- Location of the N33

Route information
- Length: 72 km (45 mi)

Major junctions
- South end: A28 in Assen
- North end: Eemshaven

Location
- Country: Kingdom of the Netherlands
- Constituent country: Netherlands
- Provinces: Drenthe, Groningen

Highway system
- Roads in the Netherlands; Motorways; E-roads; Provincial; City routes;

= N33 road (Netherlands) =

Road in the Netherlands

N33, or Rijksweg 33, is an expressway in the provinces of Groningen and Drenthe in the Netherlands.

The expressway is 72 kilometres (approximately 44.7 miles) long and starts in the municipality of Assen, Drenthe and ends in Eemshaven, Groningen.

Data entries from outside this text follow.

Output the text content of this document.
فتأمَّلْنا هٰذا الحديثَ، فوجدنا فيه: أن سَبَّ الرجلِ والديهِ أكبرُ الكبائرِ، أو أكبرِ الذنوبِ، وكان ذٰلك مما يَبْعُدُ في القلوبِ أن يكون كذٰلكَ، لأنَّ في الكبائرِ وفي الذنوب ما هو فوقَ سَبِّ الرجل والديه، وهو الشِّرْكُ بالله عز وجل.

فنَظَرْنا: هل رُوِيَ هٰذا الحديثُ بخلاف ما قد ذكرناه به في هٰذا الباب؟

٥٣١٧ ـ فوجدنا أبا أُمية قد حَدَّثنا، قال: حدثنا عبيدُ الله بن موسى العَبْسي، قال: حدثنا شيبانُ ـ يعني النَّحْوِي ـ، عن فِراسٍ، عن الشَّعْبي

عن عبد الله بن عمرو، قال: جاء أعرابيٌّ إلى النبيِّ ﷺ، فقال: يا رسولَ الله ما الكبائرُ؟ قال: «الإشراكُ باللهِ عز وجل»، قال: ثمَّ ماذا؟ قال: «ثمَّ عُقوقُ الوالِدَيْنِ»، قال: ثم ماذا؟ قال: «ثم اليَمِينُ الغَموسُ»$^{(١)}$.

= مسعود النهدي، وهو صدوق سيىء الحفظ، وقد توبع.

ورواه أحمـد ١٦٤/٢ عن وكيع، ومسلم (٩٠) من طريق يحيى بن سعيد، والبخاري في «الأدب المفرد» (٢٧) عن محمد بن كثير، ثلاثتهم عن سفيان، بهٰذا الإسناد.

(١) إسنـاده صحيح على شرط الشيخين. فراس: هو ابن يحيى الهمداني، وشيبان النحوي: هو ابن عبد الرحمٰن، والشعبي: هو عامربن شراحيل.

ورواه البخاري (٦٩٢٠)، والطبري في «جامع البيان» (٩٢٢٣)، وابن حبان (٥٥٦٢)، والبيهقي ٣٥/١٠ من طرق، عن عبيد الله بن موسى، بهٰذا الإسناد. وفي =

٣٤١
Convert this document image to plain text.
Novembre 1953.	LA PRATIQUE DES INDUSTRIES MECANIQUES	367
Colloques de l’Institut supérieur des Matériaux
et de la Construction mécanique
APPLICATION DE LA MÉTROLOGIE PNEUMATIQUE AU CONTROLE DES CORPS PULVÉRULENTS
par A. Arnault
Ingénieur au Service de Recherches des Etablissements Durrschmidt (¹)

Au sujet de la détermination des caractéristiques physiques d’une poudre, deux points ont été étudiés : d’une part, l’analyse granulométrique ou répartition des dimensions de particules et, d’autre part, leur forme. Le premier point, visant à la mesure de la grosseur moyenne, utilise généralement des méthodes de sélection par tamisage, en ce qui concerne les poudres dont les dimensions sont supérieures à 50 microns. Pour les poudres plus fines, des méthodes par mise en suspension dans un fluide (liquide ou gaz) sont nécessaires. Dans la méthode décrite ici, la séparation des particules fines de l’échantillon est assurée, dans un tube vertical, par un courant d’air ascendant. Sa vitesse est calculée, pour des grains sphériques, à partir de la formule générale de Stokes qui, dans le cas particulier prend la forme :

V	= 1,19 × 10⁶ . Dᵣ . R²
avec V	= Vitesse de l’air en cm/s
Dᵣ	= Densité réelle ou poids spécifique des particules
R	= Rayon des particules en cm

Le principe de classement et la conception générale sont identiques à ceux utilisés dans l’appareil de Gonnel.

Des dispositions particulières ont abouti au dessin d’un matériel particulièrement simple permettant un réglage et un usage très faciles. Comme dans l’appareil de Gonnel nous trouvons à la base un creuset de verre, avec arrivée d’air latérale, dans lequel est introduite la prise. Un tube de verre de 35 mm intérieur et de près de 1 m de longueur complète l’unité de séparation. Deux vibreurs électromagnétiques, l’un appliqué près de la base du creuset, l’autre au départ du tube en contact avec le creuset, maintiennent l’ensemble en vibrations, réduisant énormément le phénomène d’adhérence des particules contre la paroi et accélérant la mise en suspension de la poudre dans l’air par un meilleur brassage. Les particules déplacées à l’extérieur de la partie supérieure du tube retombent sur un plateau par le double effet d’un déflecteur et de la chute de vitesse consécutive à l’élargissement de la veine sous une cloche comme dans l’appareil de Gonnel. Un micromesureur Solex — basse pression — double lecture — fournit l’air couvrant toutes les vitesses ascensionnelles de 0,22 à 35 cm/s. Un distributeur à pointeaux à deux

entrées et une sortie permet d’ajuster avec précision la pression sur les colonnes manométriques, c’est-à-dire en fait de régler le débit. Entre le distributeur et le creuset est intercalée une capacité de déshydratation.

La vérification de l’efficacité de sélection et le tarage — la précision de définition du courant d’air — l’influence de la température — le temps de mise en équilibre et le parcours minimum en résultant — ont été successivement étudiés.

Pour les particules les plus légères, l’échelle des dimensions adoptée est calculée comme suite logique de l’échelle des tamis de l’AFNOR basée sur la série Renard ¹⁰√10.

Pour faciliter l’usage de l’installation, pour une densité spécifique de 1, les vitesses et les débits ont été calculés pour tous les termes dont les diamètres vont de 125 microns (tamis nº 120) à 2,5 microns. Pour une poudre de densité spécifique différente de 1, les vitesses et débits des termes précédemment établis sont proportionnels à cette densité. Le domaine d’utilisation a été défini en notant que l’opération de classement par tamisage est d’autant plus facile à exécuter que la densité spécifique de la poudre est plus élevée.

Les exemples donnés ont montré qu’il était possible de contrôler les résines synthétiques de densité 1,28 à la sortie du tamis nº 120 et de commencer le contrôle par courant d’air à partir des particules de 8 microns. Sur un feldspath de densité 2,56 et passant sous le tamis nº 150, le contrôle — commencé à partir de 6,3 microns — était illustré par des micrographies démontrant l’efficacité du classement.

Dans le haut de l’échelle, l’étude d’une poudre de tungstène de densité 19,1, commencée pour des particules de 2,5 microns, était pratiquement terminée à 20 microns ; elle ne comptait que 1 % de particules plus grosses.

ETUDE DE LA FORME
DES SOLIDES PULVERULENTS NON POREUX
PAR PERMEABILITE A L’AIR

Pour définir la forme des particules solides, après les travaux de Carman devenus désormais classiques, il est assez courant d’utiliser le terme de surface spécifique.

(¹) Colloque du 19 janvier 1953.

The N33 had a reputation as a death road. In the northern Netherlands, a lobby had been going on for years to get the road widened to a full four-lane road between Assen and the junction with the A7 near Zuidbroek. The reconstruction should have started in 2011, but due to lack of funds it instead started in the spring of 2013.

The Delfzijl-Eemshaven section was rebuilt between 2000 and 2006: bypasses were built at Appingedam, Holwierde and Spijk. In 2011 the conversion of the traffic circle at Gieten was completed, so that the road was placed under the traffic circle. In 2012, the Minister of Infrastructure issued the planning procedures order for the doubling of the N33 between Assen and Noordbroek (A7). On December 27, 2012, all objections had been rejected and nothing stood in the way of doubling the N33. The doubling of the N33 between Assen and Zuidbroek was realized in three phases. In the first phase, the new carriageway was built alongside the existing carriageway and viaducts were widened and slip roads were modified. Traffic remained on the original N33 during this phase. In phase two, traffic used the new carriageway and the existing carriageway was rebuilt and overpasses are being modified. The slip roads of the N33 remained accessible to traffic at all times. In the final phase, the 2×2 lanes were ready and Rijkswaterstaat worked on arranging the central reservation, installing guide rail and applying the lines. With this approach, the road was modified by the end of 2014.

On May 12, 2014 and May 26, 2014, respectively, the doubled sections between Assen and Gieten and between Gieten and Veendam were opened after two nine-day closures. This was due to an acceleration of the work.